Are Your Customers Enjoying the Experience?
Creating memorable experiences using all channels is now an essential part of a successful marketing strategy.
“Consumer behavior is getting more complex, and every day we’re hearing about more new devices, chips and sensors everywhere you look,” noted Brad Rencher, senior vice president/general manager, Marketing Cloud, at the recent Adobe Summit. “But the dialogue goes beyond the bright shiny objects and devices—you need to know how it is meaningful for your brand.”
If someone is filling out a March Madness bracket or doing their taxes, that can be a brand experience, he said. “It doesn’t matter whether you are a bank, a media company or a retailer. Customer experience is now part of your brand and the gauge for your success and it’s forcing organizations to reorganize, pivot and deliver something cohesive.”
A number of brands presenting at the Adobe Summit in Salt Lake City shared examples of how they’re connecting with customers via mobile, digital and in-person.
In the travel industry, you often have a limited window to make your mark, noted Julie Hoffmann, executive director/consumer experience, MGM Resorts International. “People have a limited amount of time to spend exploring, so you need to amplify the senses so people will share their experiences with others.”
MGM has a chief experience officer to help focus the organization around a vision of creating memorable customer experiences.
“40 million customers come to Las Vegas each year—they might be there to celebrate with loved ones or they might be there for a meeting, but they’re there for something and they want to have a great time,” said Hoffman. “How often can you say I’m going to work today and I’m going to be part of someone’s long term memories?”
Chris Norton, vice president, CRM applications and channel intelligence, Starwood, noted that his organization’s brands—including Westin, Sheraton and W Hotels—are working towards creating “360-degree travel experiences,” helping guests manage their travel experiences from flight to car to hotel.
This includes things like a recent points-per-ride partnership with Uber, and making the hotel experience easier with digital check-in and room keys stored on a guest’s mobile phone. At some properties, the entire hotel experience has been digitized via in-room tablets that can enable room service orders or control the room’s temperature. Mobile beacons are also being installed at properties, to help the hotel recognize when a guest is arriving so the experience can begin the moment they walk in the door.

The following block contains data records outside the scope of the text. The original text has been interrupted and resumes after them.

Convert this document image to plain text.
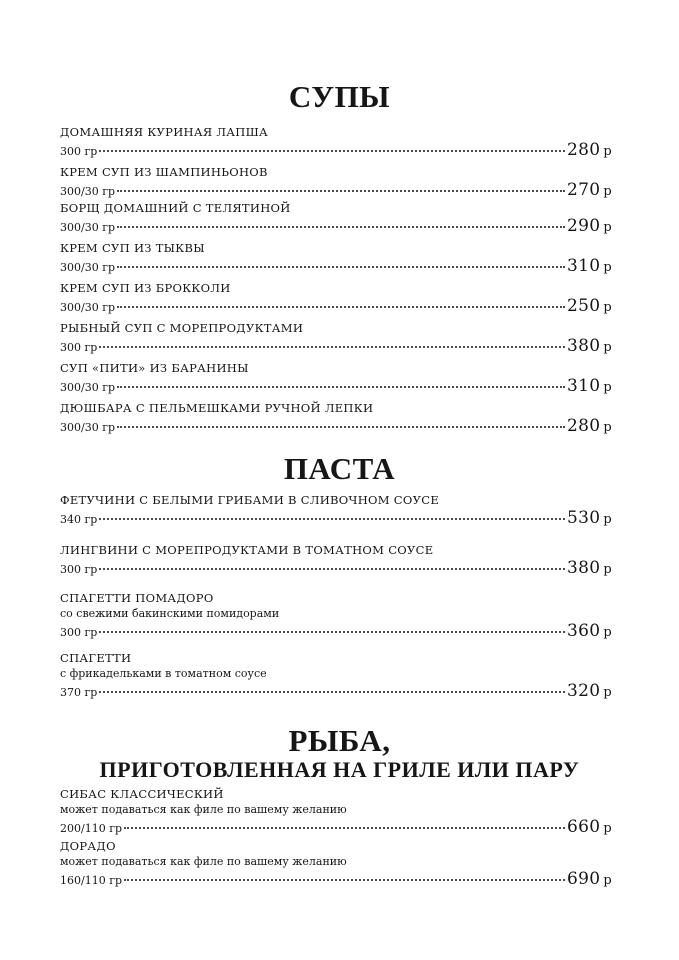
СУПЫ
ДОМАШНЯЯ КУРИНАЯ ЛАПША
300 гр	280 р
КРЕМ СУП ИЗ ШАМПИНЬОНОВ
300/30 гр	270 р
БОРЩ ДОМАШНИЙ С ТЕЛЯТИНОЙ
300/30 гр	290 р
КРЕМ СУП ИЗ ТЫКВЫ
300/30 гр	310 р
КРЕМ СУП ИЗ БРОККОЛИ
300/30 гр	250 р
РЫБНЫЙ СУП С МОРЕПРОДУКТАМИ
300 гр	380 р
СУП «ПИТИ» ИЗ БАРАНИНЫ
300/30 гр	310 р
ДЮШБАРА С ПЕЛЬМЕШКАМИ РУЧНОЙ ЛЕПКИ
300/30 гр	280 р
ПАСТА
ФЕТУЧИНИ С БЕЛЫМИ ГРИБАМИ В СЛИВОЧНОМ СОУСЕ
340 гр	530 р
ЛИНГВИНИ С МОРЕПРОДУКТАМИ В ТОМАТНОМ СОУСЕ
300 гр	380 р
СПАГЕТТИ ПОМАДОРО
со свежими бакинскими помидорами
300 гр	360 р
СПАГЕТТИ
с фрикадельками в томатном соусе
370 гр	320 р
РЫБА,
ПРИГОТОВЛЕННАЯ НА ГРИЛЕ ИЛИ ПАРУ
СИБАС КЛАССИЧЕСКИЙ
может подаваться как филе по вашему желанию
200/110 гр	660 р
ДОРАДО
может подаваться как филе по вашему желанию
160/110 гр	690 р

Ninety percent of all National Australia Bank’s daily interactions with consumers happen digitally, and 65% are via mobile, noted Tod Copeland, general manager, digital. Ten percent of the mobile users use only mobile to interact with the bank, making a consistent and efficient mobile experience essential.
“Customers tell us what they want and when things are too hard,” he said. “Time is the currency of experience. If you can’t operate and deliver experiences at the speed your customers expect, you lose.”
Rob Roy, vice president ecommerce and digital marketing at Time Warner Cable, agreed. “Think about your device—if a page doesn’t load in a couple of seconds, you leave. You need to start with the concept of the always connected customer.”
True ROI today is strongly connected with customer satisfaction, Roy said. Are they having a good experience? Are they considering jumping ship to another provider?
Determining all this means constant testing and putting the customer first, said Copeland, noting that his organization has spent the 18 months simplifying the structure within the organization and improving working relationships with the customer contact centers, to improve customer relationships overall.